7. Il résulte de ce qui précède que le présent jugement, qui annule partiellement la décision du 11 octobre 2021 implique nécessairement, d'une part, que l'administration prenne une nouvelle décision rétablissant le versement de la rémunération de Mme A durant la période comprise entre le 13 octobre et le 5 novembre 2021, et d'autre part, qu'elle rétablisse l'intéressée dans ses droits à l'avancement et à la détermination de ses congés payés au titre de la même période. Il y a lieu d'enjoindre à l'administration de prendre une nouvelle décision en ce sens dans le délai d'un mois suivant la notification du présent jugement. Il n'y a pas lieu, dans les circonstances de l'espèce, d'assortir cette injonction d'une astreinte.

8. Les dispositions de l'article L. 761-1 du code de justice administrative font obstacle à ce que le CH de Saint-Brieuc, qui n'a pas, pour l'essentiel, la qualité de partie perdante à la présente instance, verse à Mme A la somme que celle-ci réclame au titre des frais exposés par elle et non compris dans les dépens.

DÉCIDE :

Article 1er : La décision du 11 octobre 2021 du centre hospitalier de Saint-Brieuc est annulée en ce qu'elle prend effet avant le 6 novembre 2021.

Article 2 : Il est enjoint au centre hospitalier de Saint-Brieuc de rétablir Mme A dans ses droits à traitement, à l'avancement et à l'ancienneté pour la période allant du 13 octobre au 5 novembre 2021 inclus dans un délai d'un mois à compter de la notification du jugement.

Article 3 : Le surplus des conclusions de la requête est rejeté.

Article 4 : Le présent jugement sera notifié à Mme A et au centre hospitalier de Saint-Brieuc.
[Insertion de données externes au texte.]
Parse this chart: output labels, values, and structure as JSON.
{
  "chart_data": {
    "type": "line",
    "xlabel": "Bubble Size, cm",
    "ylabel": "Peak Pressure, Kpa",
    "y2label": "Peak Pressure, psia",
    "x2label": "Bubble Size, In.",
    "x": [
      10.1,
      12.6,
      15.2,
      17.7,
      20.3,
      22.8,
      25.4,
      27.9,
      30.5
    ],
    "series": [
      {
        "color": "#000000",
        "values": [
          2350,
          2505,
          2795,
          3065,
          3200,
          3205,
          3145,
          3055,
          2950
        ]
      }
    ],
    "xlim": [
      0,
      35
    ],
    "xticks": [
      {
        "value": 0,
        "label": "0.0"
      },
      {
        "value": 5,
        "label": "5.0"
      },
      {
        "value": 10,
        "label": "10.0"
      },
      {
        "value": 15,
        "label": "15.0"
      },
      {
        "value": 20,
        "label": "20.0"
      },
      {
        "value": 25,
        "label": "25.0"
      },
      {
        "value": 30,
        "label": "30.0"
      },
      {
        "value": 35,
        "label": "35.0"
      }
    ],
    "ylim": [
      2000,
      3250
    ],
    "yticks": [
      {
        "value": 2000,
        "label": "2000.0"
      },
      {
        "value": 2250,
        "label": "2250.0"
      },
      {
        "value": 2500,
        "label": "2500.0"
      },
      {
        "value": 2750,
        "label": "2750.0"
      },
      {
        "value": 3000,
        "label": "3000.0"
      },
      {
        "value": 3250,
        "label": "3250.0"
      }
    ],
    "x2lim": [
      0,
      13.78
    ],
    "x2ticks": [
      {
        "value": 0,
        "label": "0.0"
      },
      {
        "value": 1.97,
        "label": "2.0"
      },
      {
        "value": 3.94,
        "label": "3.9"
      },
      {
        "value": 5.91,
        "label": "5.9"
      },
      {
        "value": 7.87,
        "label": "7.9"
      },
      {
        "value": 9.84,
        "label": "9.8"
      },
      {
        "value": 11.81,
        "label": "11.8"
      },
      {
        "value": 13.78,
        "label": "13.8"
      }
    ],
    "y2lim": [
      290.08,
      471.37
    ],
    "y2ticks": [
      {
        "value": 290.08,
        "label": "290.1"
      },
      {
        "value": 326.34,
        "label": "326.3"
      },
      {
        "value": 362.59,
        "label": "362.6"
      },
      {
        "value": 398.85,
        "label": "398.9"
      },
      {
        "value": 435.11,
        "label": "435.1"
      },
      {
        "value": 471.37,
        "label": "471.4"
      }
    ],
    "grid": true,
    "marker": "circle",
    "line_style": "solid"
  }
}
Délibéré après l'audience du 18 novembre 2022 à laquelle siégeaient :

M. Tronel, président,

Mme Allex, première conseillère,

M. Dayon, conseiller.

Rendu public par mise à disposition au greffe le 29 novembre 2022.

Le président-rapporteur,

signé

N. CL'assesseure la plus ancienne,

signé

A. Allex

La greffière,

signé

E. Fournet

La République mande et ordonne au ministre de la santé et de la prévention en ce qui le concerne ou à tous commissaires de justice à ce requis en ce qui concerne les voies de droit commun contre les parties privées, de pourvoir à l'exécution de la présente décision.